Comedy is the only art form where certain audience members think that by disrupting the performance, they’re somehow adding to the show. It’s a weird form of entitlement that usually drags things down for everyone. But in the case of Bill Maher, watching him spar with haters Friday night at the Pearl was just as exciting as hearing him deliver his best lines.
Maher is likely the most famous comedian to represent liberals. At a time when the political left seemed not to have a voice that was both confrontational and funny, he stepped up. Between Politically Incorrect and Real Time, the New Jersey-bred comic has shared his views on just about everything for the past two decades. So it’s a wonder anyone would pay money to see him and not realize the type of incendiary comedy headed their way.
On the Republican party: “I never said all Republicans are racist, because they’re not. But if you are a racist and you’re looking for a party ...”
On getting out of the Middle East: “America has got to get over this idea that we can bring democracy to the Middle East if we just kill every last one of them. We have different gods. They have Allah. We have money.”
On Muslims versus Catholics: “Mecca—that’s their Vatican City, and they cut the heads off of homosexuals in the town square. They don’t do that at the Vatican. Who would run the Vatican?”
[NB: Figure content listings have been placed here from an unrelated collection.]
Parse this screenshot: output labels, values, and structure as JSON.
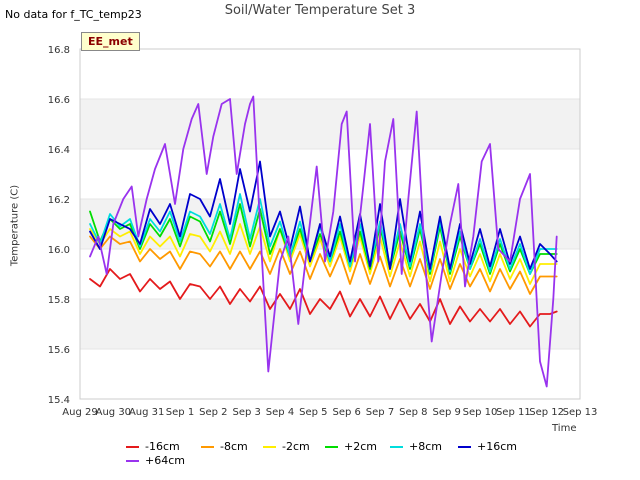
{
  "top_left_note": "No data for f_TC_temp23",
  "badge_label": "EE_met",
  "chart_data": {
    "type": "line",
    "title": "Soil/Water Temperature Set 3",
    "xlabel": "Time",
    "ylabel": "Temperature (C)",
    "xlim": [
      0,
      15
    ],
    "ylim": [
      15.4,
      16.8
    ],
    "x_tick_labels": [
      "Aug 29",
      "Aug 30",
      "Aug 31",
      "Sep 1",
      "Sep 2",
      "Sep 3",
      "Sep 4",
      "Sep 5",
      "Sep 6",
      "Sep 7",
      "Sep 8",
      "Sep 9",
      "Sep 10",
      "Sep 11",
      "Sep 12",
      "Sep 13"
    ],
    "y_ticks": [
      15.4,
      15.6,
      15.8,
      16.0,
      16.2,
      16.4,
      16.6,
      16.8
    ],
    "y_tick_labels": [
      "15.4",
      "15.6",
      "15.8",
      "16.0",
      "16.2",
      "16.4",
      "16.6",
      "16.8"
    ],
    "grid": true,
    "legend_position": "bottom",
    "series": [
      {
        "name": "-16cm",
        "color": "#e41a1c",
        "x": [
          0.3,
          0.6,
          0.9,
          1.2,
          1.5,
          1.8,
          2.1,
          2.4,
          2.7,
          3.0,
          3.3,
          3.6,
          3.9,
          4.2,
          4.5,
          4.8,
          5.1,
          5.4,
          5.7,
          6.0,
          6.3,
          6.6,
          6.9,
          7.2,
          7.5,
          7.8,
          8.1,
          8.4,
          8.7,
          9.0,
          9.3,
          9.6,
          9.9,
          10.2,
          10.5,
          10.8,
          11.1,
          11.4,
          11.7,
          12.0,
          12.3,
          12.6,
          12.9,
          13.2,
          13.5,
          13.8,
          14.1,
          14.3
        ],
        "y": [
          15.88,
          15.85,
          15.92,
          15.88,
          15.9,
          15.83,
          15.88,
          15.84,
          15.87,
          15.8,
          15.86,
          15.85,
          15.8,
          15.85,
          15.78,
          15.84,
          15.79,
          15.85,
          15.76,
          15.82,
          15.76,
          15.84,
          15.74,
          15.8,
          15.76,
          15.83,
          15.73,
          15.8,
          15.73,
          15.81,
          15.72,
          15.8,
          15.72,
          15.78,
          15.71,
          15.8,
          15.7,
          15.77,
          15.71,
          15.76,
          15.71,
          15.76,
          15.7,
          15.75,
          15.69,
          15.74,
          15.74,
          15.75
        ]
      },
      {
        "name": "-8cm",
        "color": "#ff9900",
        "x": [
          0.3,
          0.6,
          0.9,
          1.2,
          1.5,
          1.8,
          2.1,
          2.4,
          2.7,
          3.0,
          3.3,
          3.6,
          3.9,
          4.2,
          4.5,
          4.8,
          5.1,
          5.4,
          5.7,
          6.0,
          6.3,
          6.6,
          6.9,
          7.2,
          7.5,
          7.8,
          8.1,
          8.4,
          8.7,
          9.0,
          9.3,
          9.6,
          9.9,
          10.2,
          10.5,
          10.8,
          11.1,
          11.4,
          11.7,
          12.0,
          12.3,
          12.6,
          12.9,
          13.2,
          13.5,
          13.8,
          14.1,
          14.3
        ],
        "y": [
          16.05,
          16.0,
          16.05,
          16.02,
          16.03,
          15.95,
          16.0,
          15.96,
          15.99,
          15.92,
          15.99,
          15.98,
          15.93,
          15.99,
          15.92,
          15.99,
          15.92,
          15.99,
          15.9,
          16.0,
          15.9,
          15.99,
          15.88,
          15.98,
          15.89,
          15.98,
          15.86,
          15.98,
          15.86,
          15.97,
          15.85,
          15.96,
          15.85,
          15.96,
          15.84,
          15.96,
          15.84,
          15.94,
          15.85,
          15.92,
          15.83,
          15.92,
          15.84,
          15.91,
          15.82,
          15.89,
          15.89,
          15.89
        ]
      },
      {
        "name": "-2cm",
        "color": "#ffee00",
        "x": [
          0.3,
          0.6,
          0.9,
          1.2,
          1.5,
          1.8,
          2.1,
          2.4,
          2.7,
          3.0,
          3.3,
          3.6,
          3.9,
          4.2,
          4.5,
          4.8,
          5.1,
          5.4,
          5.7,
          6.0,
          6.3,
          6.6,
          6.9,
          7.2,
          7.5,
          7.8,
          8.1,
          8.4,
          8.7,
          9.0,
          9.3,
          9.6,
          9.9,
          10.2,
          10.5,
          10.8,
          11.1,
          11.4,
          11.7,
          12.0,
          12.3,
          12.6,
          12.9,
          13.2,
          13.5,
          13.8,
          14.1,
          14.3
        ],
        "y": [
          16.08,
          16.02,
          16.08,
          16.05,
          16.07,
          15.98,
          16.05,
          16.01,
          16.05,
          15.97,
          16.06,
          16.05,
          15.99,
          16.07,
          15.98,
          16.1,
          15.98,
          16.09,
          15.95,
          16.08,
          15.95,
          16.06,
          15.93,
          16.04,
          15.93,
          16.05,
          15.91,
          16.05,
          15.9,
          16.05,
          15.89,
          16.03,
          15.89,
          16.03,
          15.87,
          16.03,
          15.87,
          16.0,
          15.89,
          15.98,
          15.87,
          15.98,
          15.88,
          15.96,
          15.86,
          15.94,
          15.94,
          15.94
        ]
      },
      {
        "name": "+2cm",
        "color": "#00dd00",
        "x": [
          0.3,
          0.6,
          0.9,
          1.2,
          1.5,
          1.8,
          2.1,
          2.4,
          2.7,
          3.0,
          3.3,
          3.6,
          3.9,
          4.2,
          4.5,
          4.8,
          5.1,
          5.4,
          5.7,
          6.0,
          6.3,
          6.6,
          6.9,
          7.2,
          7.5,
          7.8,
          8.1,
          8.4,
          8.7,
          9.0,
          9.3,
          9.6,
          9.9,
          10.2,
          10.5,
          10.8,
          11.1,
          11.4,
          11.7,
          12.0,
          12.3,
          12.6,
          12.9,
          13.2,
          13.5,
          13.8,
          14.1,
          14.3
        ],
        "y": [
          16.15,
          16.03,
          16.12,
          16.08,
          16.1,
          16.0,
          16.1,
          16.05,
          16.12,
          16.01,
          16.13,
          16.11,
          16.03,
          16.15,
          16.02,
          16.18,
          16.01,
          16.16,
          15.98,
          16.08,
          15.97,
          16.08,
          15.95,
          16.06,
          15.95,
          16.07,
          15.93,
          16.07,
          15.92,
          16.09,
          15.92,
          16.07,
          15.92,
          16.08,
          15.9,
          16.09,
          15.9,
          16.05,
          15.92,
          16.02,
          15.9,
          16.02,
          15.91,
          16.0,
          15.9,
          15.98,
          15.98,
          15.98
        ]
      },
      {
        "name": "+8cm",
        "color": "#00dddd",
        "x": [
          0.3,
          0.6,
          0.9,
          1.2,
          1.5,
          1.8,
          2.1,
          2.4,
          2.7,
          3.0,
          3.3,
          3.6,
          3.9,
          4.2,
          4.5,
          4.8,
          5.1,
          5.4,
          5.7,
          6.0,
          6.3,
          6.6,
          6.9,
          7.2,
          7.5,
          7.8,
          8.1,
          8.4,
          8.7,
          9.0,
          9.3,
          9.6,
          9.9,
          10.2,
          10.5,
          10.8,
          11.1,
          11.4,
          11.7,
          12.0,
          12.3,
          12.6,
          12.9,
          13.2,
          13.5,
          13.8,
          14.1,
          14.3
        ],
        "y": [
          16.1,
          16.02,
          16.14,
          16.09,
          16.12,
          16.01,
          16.12,
          16.07,
          16.15,
          16.03,
          16.15,
          16.13,
          16.06,
          16.18,
          16.04,
          16.22,
          16.04,
          16.2,
          16.01,
          16.11,
          15.97,
          16.11,
          15.95,
          16.09,
          15.95,
          16.1,
          15.93,
          16.1,
          15.93,
          16.11,
          15.93,
          16.1,
          15.93,
          16.1,
          15.91,
          16.11,
          15.91,
          16.07,
          15.92,
          16.04,
          15.91,
          16.04,
          15.92,
          16.02,
          15.9,
          16.0,
          16.0,
          16.0
        ]
      },
      {
        "name": "+16cm",
        "color": "#0000cc",
        "x": [
          0.3,
          0.6,
          0.9,
          1.2,
          1.5,
          1.8,
          2.1,
          2.4,
          2.7,
          3.0,
          3.3,
          3.6,
          3.9,
          4.2,
          4.5,
          4.8,
          5.1,
          5.4,
          5.7,
          6.0,
          6.3,
          6.6,
          6.9,
          7.2,
          7.5,
          7.8,
          8.1,
          8.4,
          8.7,
          9.0,
          9.3,
          9.6,
          9.9,
          10.2,
          10.5,
          10.8,
          11.1,
          11.4,
          11.7,
          12.0,
          12.3,
          12.6,
          12.9,
          13.2,
          13.5,
          13.8,
          14.1,
          14.3
        ],
        "y": [
          16.07,
          16.0,
          16.12,
          16.1,
          16.08,
          16.02,
          16.16,
          16.1,
          16.18,
          16.05,
          16.22,
          16.2,
          16.13,
          16.28,
          16.1,
          16.32,
          16.15,
          16.35,
          16.05,
          16.15,
          16.0,
          16.17,
          15.95,
          16.1,
          15.97,
          16.13,
          15.95,
          16.14,
          15.93,
          16.18,
          15.92,
          16.2,
          15.95,
          16.15,
          15.92,
          16.13,
          15.92,
          16.1,
          15.94,
          16.08,
          15.93,
          16.08,
          15.94,
          16.05,
          15.92,
          16.02,
          15.98,
          15.95
        ]
      },
      {
        "name": "+64cm",
        "color": "#9933ee",
        "x": [
          0.3,
          0.55,
          0.8,
          1.0,
          1.3,
          1.55,
          1.75,
          2.0,
          2.25,
          2.55,
          2.85,
          3.1,
          3.35,
          3.55,
          3.8,
          4.0,
          4.25,
          4.5,
          4.7,
          4.95,
          5.1,
          5.2,
          5.4,
          5.65,
          5.8,
          6.0,
          6.25,
          6.55,
          6.85,
          7.1,
          7.35,
          7.6,
          7.85,
          8.0,
          8.25,
          8.5,
          8.7,
          8.95,
          9.15,
          9.4,
          9.65,
          9.85,
          10.1,
          10.35,
          10.55,
          10.85,
          11.1,
          11.35,
          11.55,
          11.8,
          12.05,
          12.3,
          12.55,
          12.9,
          13.2,
          13.5,
          13.8,
          14.0,
          14.2,
          14.3
        ],
        "y": [
          15.97,
          16.05,
          15.9,
          16.1,
          16.2,
          16.25,
          16.05,
          16.2,
          16.32,
          16.42,
          16.18,
          16.4,
          16.52,
          16.58,
          16.3,
          16.45,
          16.58,
          16.6,
          16.3,
          16.5,
          16.58,
          16.61,
          16.1,
          15.51,
          15.7,
          15.95,
          16.05,
          15.7,
          16.05,
          16.33,
          15.95,
          16.15,
          16.5,
          16.55,
          15.95,
          16.25,
          16.5,
          15.95,
          16.35,
          16.52,
          15.9,
          16.2,
          16.55,
          15.95,
          15.63,
          15.9,
          16.1,
          16.26,
          15.85,
          16.05,
          16.35,
          16.42,
          16.0,
          15.95,
          16.2,
          16.3,
          15.55,
          15.45,
          15.8,
          16.05
        ]
      }
    ]
  }
}
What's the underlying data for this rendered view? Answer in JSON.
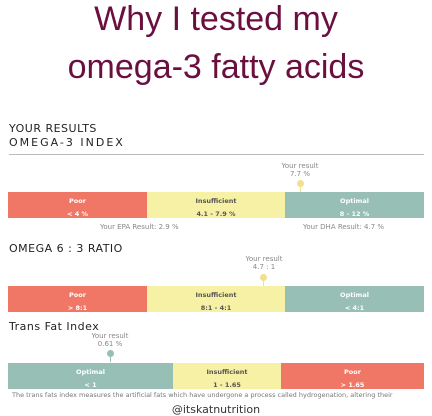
{
  "title": [
    "Why I tested my",
    "omega-3 fatty acids"
  ],
  "results_heading": "YOUR RESULTS",
  "sections": [
    {
      "name": "OMEGA-3 INDEX",
      "marker_label": "Your result",
      "marker_value": "7.7 %",
      "segments": [
        {
          "name": "Poor",
          "range": "< 4 %"
        },
        {
          "name": "Insufficient",
          "range": "4.1 - 7.9 %"
        },
        {
          "name": "Optimal",
          "range": "8 - 12 %"
        }
      ],
      "notes": [
        "Your EPA Result: 2.9 %",
        "Your DHA Result: 4.7 %"
      ]
    },
    {
      "name": "OMEGA 6 : 3 RATIO",
      "marker_label": "Your result",
      "marker_value": "4.7 : 1",
      "segments": [
        {
          "name": "Poor",
          "range": "> 8:1"
        },
        {
          "name": "Insufficient",
          "range": "8:1 - 4:1"
        },
        {
          "name": "Optimal",
          "range": "< 4:1"
        }
      ]
    },
    {
      "name": "Trans Fat Index",
      "marker_label": "Your result",
      "marker_value": "0.61 %",
      "segments": [
        {
          "name": "Optimal",
          "range": "< 1"
        },
        {
          "name": "Insufficient",
          "range": "1 - 1.65"
        },
        {
          "name": "Poor",
          "range": "> 1.65"
        }
      ]
    }
  ],
  "footnote": "The trans fats index measures the artificial fats which have undergone a process called hydrogenation, altering their",
  "handle": "@itskatnutrition"
}
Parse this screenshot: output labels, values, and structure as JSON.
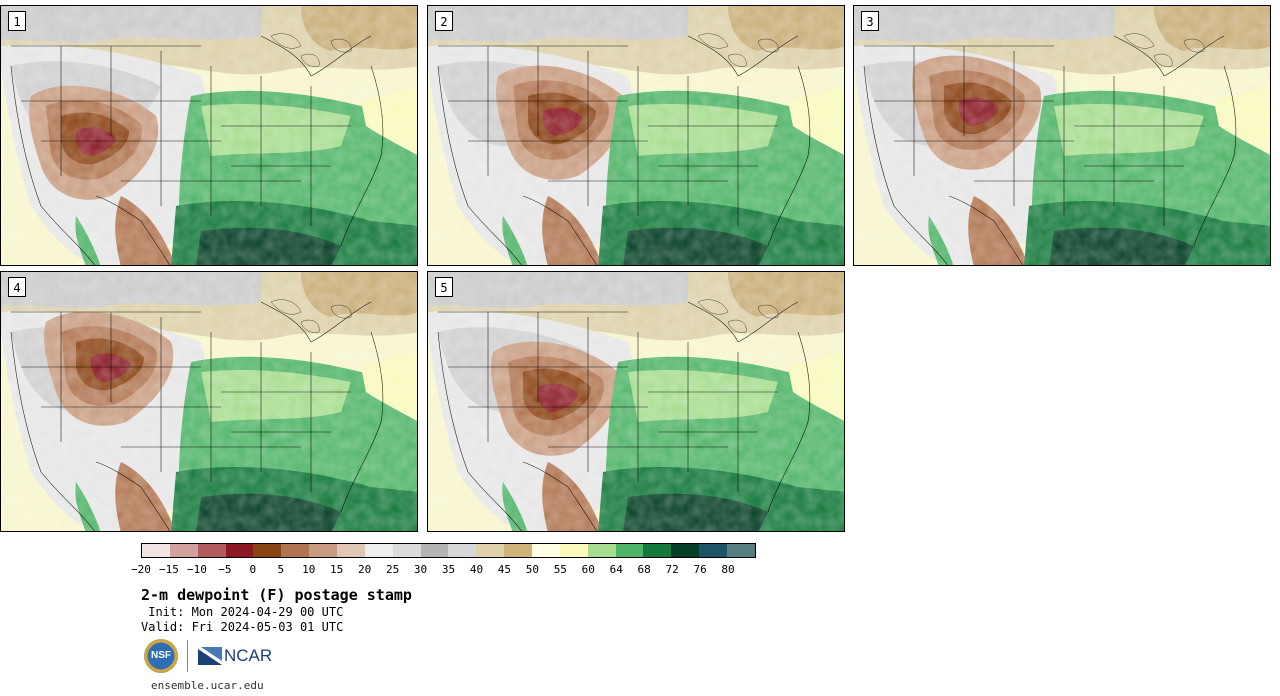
{
  "panels": [
    {
      "label": "1"
    },
    {
      "label": "2"
    },
    {
      "label": "3"
    },
    {
      "label": "4"
    },
    {
      "label": "5"
    }
  ],
  "colorbar": {
    "colors": [
      "#f2e6e4",
      "#d3a0a0",
      "#b25c5e",
      "#8b1a24",
      "#8a4314",
      "#b07550",
      "#c89c80",
      "#e0c6b4",
      "#eeeeee",
      "#dcdcdc",
      "#b4b4b4",
      "#d8d8d8",
      "#dfd2ab",
      "#ceb47a",
      "#ffffe6",
      "#f9f9bc",
      "#a6dc8e",
      "#4fb467",
      "#13783a",
      "#063f25",
      "#1e5566",
      "#55807f"
    ],
    "ticks": [
      "−20",
      "−15",
      "−10",
      "−5",
      "0",
      "5",
      "10",
      "15",
      "20",
      "25",
      "30",
      "35",
      "40",
      "45",
      "50",
      "55",
      "60",
      "64",
      "68",
      "72",
      "76",
      "80"
    ]
  },
  "title": "2-m dewpoint (F) postage stamp",
  "init": " Init: Mon 2024-04-29 00 UTC",
  "valid": "Valid: Fri 2024-05-03 01 UTC",
  "logos": {
    "nsf": "NSF",
    "ncar": "NCAR"
  },
  "footer": "ensemble.ucar.edu"
}
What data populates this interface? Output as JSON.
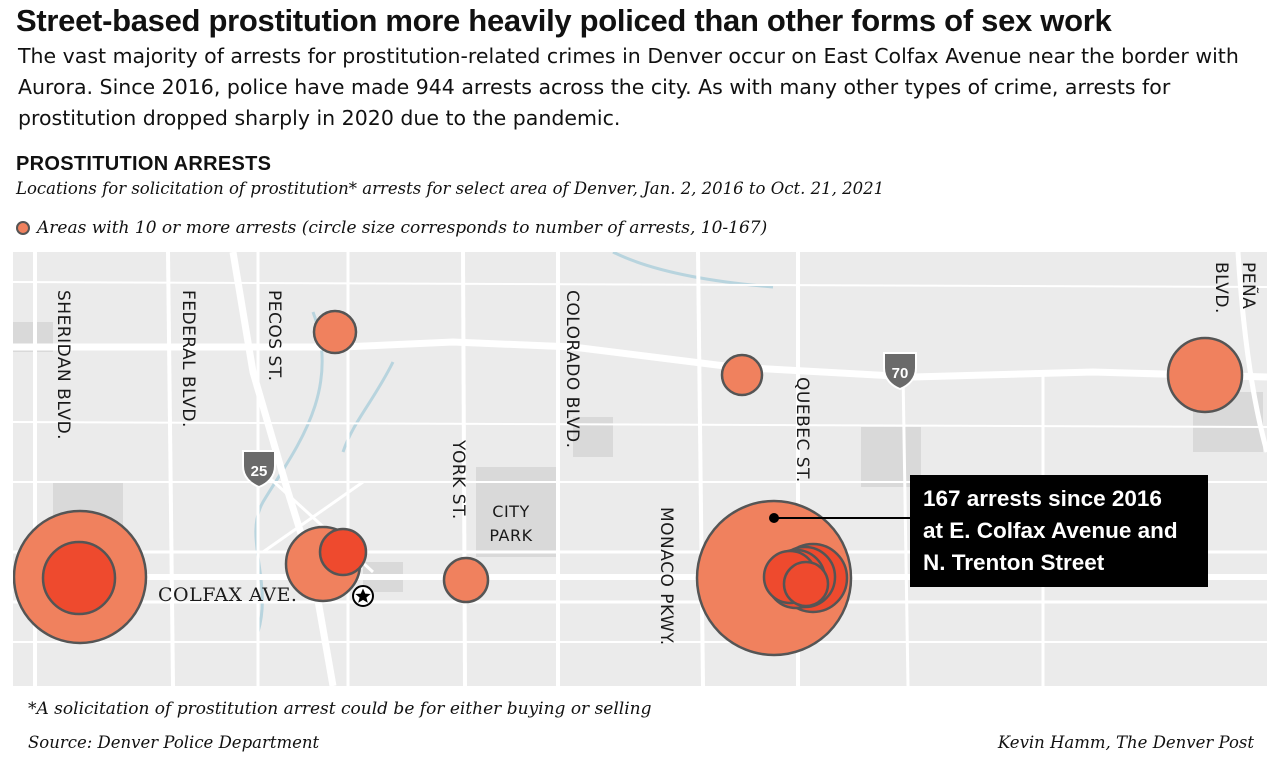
{
  "headline": "Street-based prostitution more heavily policed than other forms of sex work",
  "dek": "The vast majority of arrests for prostitution-related crimes in Denver occur on East Colfax Avenue near the border with Aurora. Since 2016, police have made 944 arrests across the city. As with many other types of crime, arrests for prostitution dropped sharply in 2020 due to the pandemic.",
  "chart": {
    "title": "PROSTITUTION ARRESTS",
    "subtitle": "Locations for solicitation of prostitution* arrests for select area of Denver, Jan. 2, 2016 to Oct. 21, 2021",
    "legend_label": "Areas with 10 or more arrests (circle size corresponds to number of arrests, 10-167)"
  },
  "map": {
    "street_labels": {
      "sheridan": "SHERIDAN BLVD.",
      "federal": "FEDERAL BLVD.",
      "pecos": "PECOS ST.",
      "colorado": "COLORADO BLVD.",
      "york": "YORK ST.",
      "quebec": "QUEBEC ST.",
      "monaco": "MONACO PKWY.",
      "pena_line1": "PEÑA",
      "pena_line2": "BLVD.",
      "colfax": "COLFAX AVE."
    },
    "park_label_line1": "CITY",
    "park_label_line2": "PARK",
    "highways": {
      "i70": "70",
      "i25": "25"
    },
    "capitol_icon": "star-in-circle-icon",
    "colors": {
      "circle_fill": "#f0815e",
      "circle_fill_dense": "#ee4a2e",
      "circle_stroke": "#555555",
      "map_bg": "#ebebeb",
      "roads": "#ffffff",
      "water": "#b8d4de",
      "parks": "#d9d9d9",
      "shield": "#6a6a6a"
    }
  },
  "callout": {
    "line1": "167 arrests since 2016",
    "line2": "at E. Colfax Avenue and",
    "line3": "N. Trenton Street"
  },
  "footnote": "*A solicitation of prostitution arrest could be for either buying or selling",
  "source": "Source: Denver Police Department",
  "credit": "Kevin Hamm, The Denver Post"
}
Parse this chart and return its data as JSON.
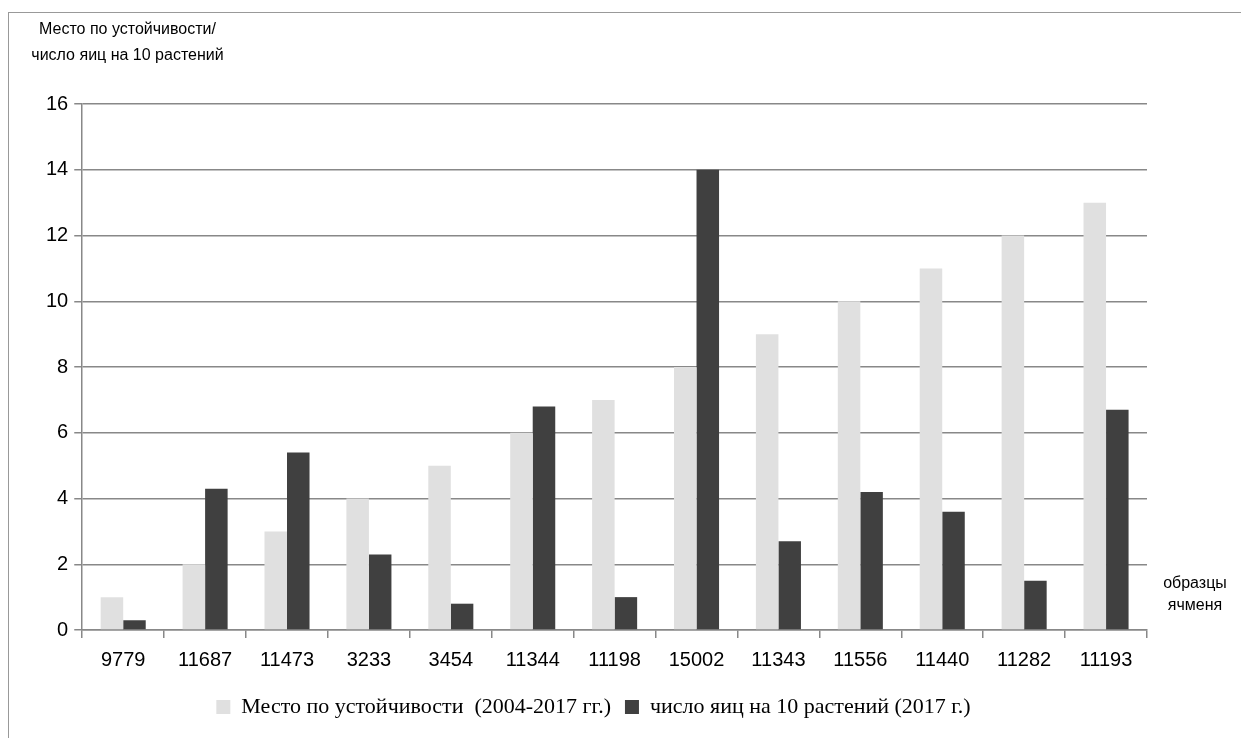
{
  "chart_data": {
    "type": "bar",
    "ylabel": "Место по устойчивости/число яиц на 10 растений",
    "xlabel": "образцы ячменя",
    "categories": [
      "9779",
      "11687",
      "11473",
      "3233",
      "3454",
      "11344",
      "11198",
      "15002",
      "11343",
      "11556",
      "11440",
      "11282",
      "11193"
    ],
    "series": [
      {
        "name": "Место по устойчивости  (2004-2017 гг.)",
        "color": "#e0e0e0",
        "values": [
          1,
          2,
          3,
          4,
          5,
          6,
          7,
          8,
          9,
          10,
          11,
          12,
          13
        ]
      },
      {
        "name": "число яиц на 10 растений (2017 г.)",
        "color": "#404040",
        "values": [
          0.3,
          4.3,
          5.4,
          2.3,
          0.8,
          6.8,
          1.0,
          14,
          2.7,
          4.2,
          3.6,
          1.5,
          6.7
        ]
      }
    ],
    "ylim": [
      0,
      16
    ],
    "yticks": [
      0,
      2,
      4,
      6,
      8,
      10,
      12,
      14,
      16
    ],
    "grid": "y",
    "legend": "bottom"
  }
}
While Maher stayed consistently in the groove, he was just as consistently interrupted by the crowd: a Hillary Clinton basher, the obligatory Trump supporters, the good Christian lady and, about as often, those who actually agreed with him. Maybe they thought they were part of the night’s panel.
Whatever the case, Maher was ready for them. A critique of his talk-show hosting has been that he often interrupts guests to make his own points. Onstage that’s a great advantage. It provided the show with an organic feel, with a bit more edge. He brought the same ruthless attitude to his hecklers as he did to his best jibes. Maher asked a man who called Hillary Clinton a corporate whore what he does for a living. “I’m retired,” he responded, to which the comedian countered, “You look a little young to be retired. What, do you have daddy’s money?”
Maher might make most of his own money on TV these days, but it’s clear he still loves stand-up comedy. Audience participation and all.